The first fruits of that work are already in our hands: we have a Helix that runs natively on Intel-based Macs. It still needs more work, and, more importantly, we still need funds to finish the task, but we have made huge strides in that direction, while barely slowing the progress of the macOS native Engine at all. And as we noted on our macOS progress page, now that we can debug problems on Intel-based Macs, our work goes much faster.

And, in keeping with the need to power out to sea under our own steam, and on the advice of numerous users of our macOS Server, we’re not giving this one away. Not everyone who is running or planning to run in macOS will automatically need the Intel version. So they’ll have a choice. But the Intel Server will be a paid upgrade for everyone, prices to be announced shortly. Those of you who are expecting free update to the macOS native Helix Client will still get that, but the free Server update that goes with that will be PowerPC only.

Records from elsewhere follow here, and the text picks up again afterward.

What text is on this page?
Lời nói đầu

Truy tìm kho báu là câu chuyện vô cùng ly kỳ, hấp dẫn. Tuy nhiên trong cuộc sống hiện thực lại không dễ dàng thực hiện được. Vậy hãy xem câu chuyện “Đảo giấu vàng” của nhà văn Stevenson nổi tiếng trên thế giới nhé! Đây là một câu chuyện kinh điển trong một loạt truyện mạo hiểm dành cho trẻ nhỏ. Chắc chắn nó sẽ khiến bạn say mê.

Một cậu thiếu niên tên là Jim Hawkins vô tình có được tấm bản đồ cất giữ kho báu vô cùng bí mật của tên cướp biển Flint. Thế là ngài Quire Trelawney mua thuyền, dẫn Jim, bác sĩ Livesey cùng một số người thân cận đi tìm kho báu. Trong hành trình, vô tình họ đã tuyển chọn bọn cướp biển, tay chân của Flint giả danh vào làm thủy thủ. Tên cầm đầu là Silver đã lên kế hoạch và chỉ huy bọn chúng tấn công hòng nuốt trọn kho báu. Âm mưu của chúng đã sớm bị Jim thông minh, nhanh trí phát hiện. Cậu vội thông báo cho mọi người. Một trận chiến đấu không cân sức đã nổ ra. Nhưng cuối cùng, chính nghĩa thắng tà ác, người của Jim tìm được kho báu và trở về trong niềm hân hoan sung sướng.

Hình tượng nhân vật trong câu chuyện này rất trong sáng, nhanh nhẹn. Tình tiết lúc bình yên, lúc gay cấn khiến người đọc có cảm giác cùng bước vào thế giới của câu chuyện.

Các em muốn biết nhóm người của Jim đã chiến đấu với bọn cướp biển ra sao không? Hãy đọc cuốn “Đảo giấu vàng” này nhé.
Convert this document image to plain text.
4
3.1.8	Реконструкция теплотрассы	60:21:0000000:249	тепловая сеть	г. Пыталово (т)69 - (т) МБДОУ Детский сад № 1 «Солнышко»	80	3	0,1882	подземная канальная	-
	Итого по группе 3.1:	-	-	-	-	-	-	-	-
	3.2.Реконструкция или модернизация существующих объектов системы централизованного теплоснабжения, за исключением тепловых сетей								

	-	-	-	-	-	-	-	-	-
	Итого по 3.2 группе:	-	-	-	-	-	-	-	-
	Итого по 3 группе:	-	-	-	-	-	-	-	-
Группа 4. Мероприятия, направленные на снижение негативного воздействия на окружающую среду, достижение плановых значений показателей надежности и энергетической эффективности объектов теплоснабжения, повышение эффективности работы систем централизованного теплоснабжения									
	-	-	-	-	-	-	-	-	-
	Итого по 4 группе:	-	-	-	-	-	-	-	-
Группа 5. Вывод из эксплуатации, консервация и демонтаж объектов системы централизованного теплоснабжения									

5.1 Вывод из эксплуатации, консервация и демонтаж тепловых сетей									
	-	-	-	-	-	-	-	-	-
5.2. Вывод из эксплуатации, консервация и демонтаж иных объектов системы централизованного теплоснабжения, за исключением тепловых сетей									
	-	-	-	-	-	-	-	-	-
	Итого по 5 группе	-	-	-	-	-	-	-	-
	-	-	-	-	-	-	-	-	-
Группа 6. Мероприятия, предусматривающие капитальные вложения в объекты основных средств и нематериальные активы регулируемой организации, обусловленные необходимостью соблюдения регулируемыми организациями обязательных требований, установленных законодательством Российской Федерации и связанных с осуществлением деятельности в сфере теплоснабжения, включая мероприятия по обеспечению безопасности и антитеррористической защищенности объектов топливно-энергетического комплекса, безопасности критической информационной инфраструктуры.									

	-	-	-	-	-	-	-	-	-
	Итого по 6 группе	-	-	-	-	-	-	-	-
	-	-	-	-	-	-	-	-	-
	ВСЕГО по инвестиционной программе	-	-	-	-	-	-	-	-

Remember that Helix Server 6.1 will provide support for both Classic and macOS Clients simultaneously, so there’s going to be a lot of testing down that road. Between now and the time we are ready to test the macOS Client, we will begin testing the new Classic 6.1 Client with the new Server.

At some point in our testing, we will cut over to the new Server as our production server. That eventuality will be followed by a public beta in our HelixChat on an upcoming Friday afternoon, as we did when we first changed Helix’s networking from AppleTalk to TCP/IP. Sure, it won’t be as exciting as the eventual public test of the macOS native Helix Client, which is still several weeks behind that, but it is a vital and critical test and we urge you to plan to participate.

So make some room on your calendars over the next few weeks for Fridays at noon, US EDT. We’ll try to give you about a week’s notice when we’re ready.

What the (Near) Future Holds

In the past few weeks, we’ve had the pleasure of seeing our work habit adapt into a new form. We make some adjustments to our collections in RADE (still a Classic application) and then jump back into macOS and watch how they work in Helix Engine. It’s really a nice change, and though it still requires a trip into Classic every now and then, it is quite bearable when you get to spend most of your time in macOS.

As a person who uses Helix RADE to create, modify and maintain applications that are used either by individuals or workgroups, all you have to do to stay sane until RADE is finally in macOS is to treat your Classic-capable Mac like a ’57 Fender Champ Amp or a ’63 Corvette. Keep it in great running condition for as long as you can.

In the meantime, very soon, you will be able to deploy all your applications in a macOS environment. Your users may call you and say, ‘We need you to make some changes in our Helix program.’ ‘No problem,’ you’ll say. They won’t care how you do it. They won’t care that you had to put their collection on a machine running Classic. They only want what every Helix user has always wanted: to see their program doing what they want it to do. And they’ll be seeing it all in macOS.

So, last, but by no means least, the other announcement we’ve held off on for as long as we could. With all this great stuff about to happen, we’re pulling the string on the new price list, which was recently tweaked a bit and will go into effect on November 1, 2007. The changes are not dramatic, but by ordering before the new prices go into effect, you will definitely save some money and, as always, continue to assure that there’s a Helix in your future.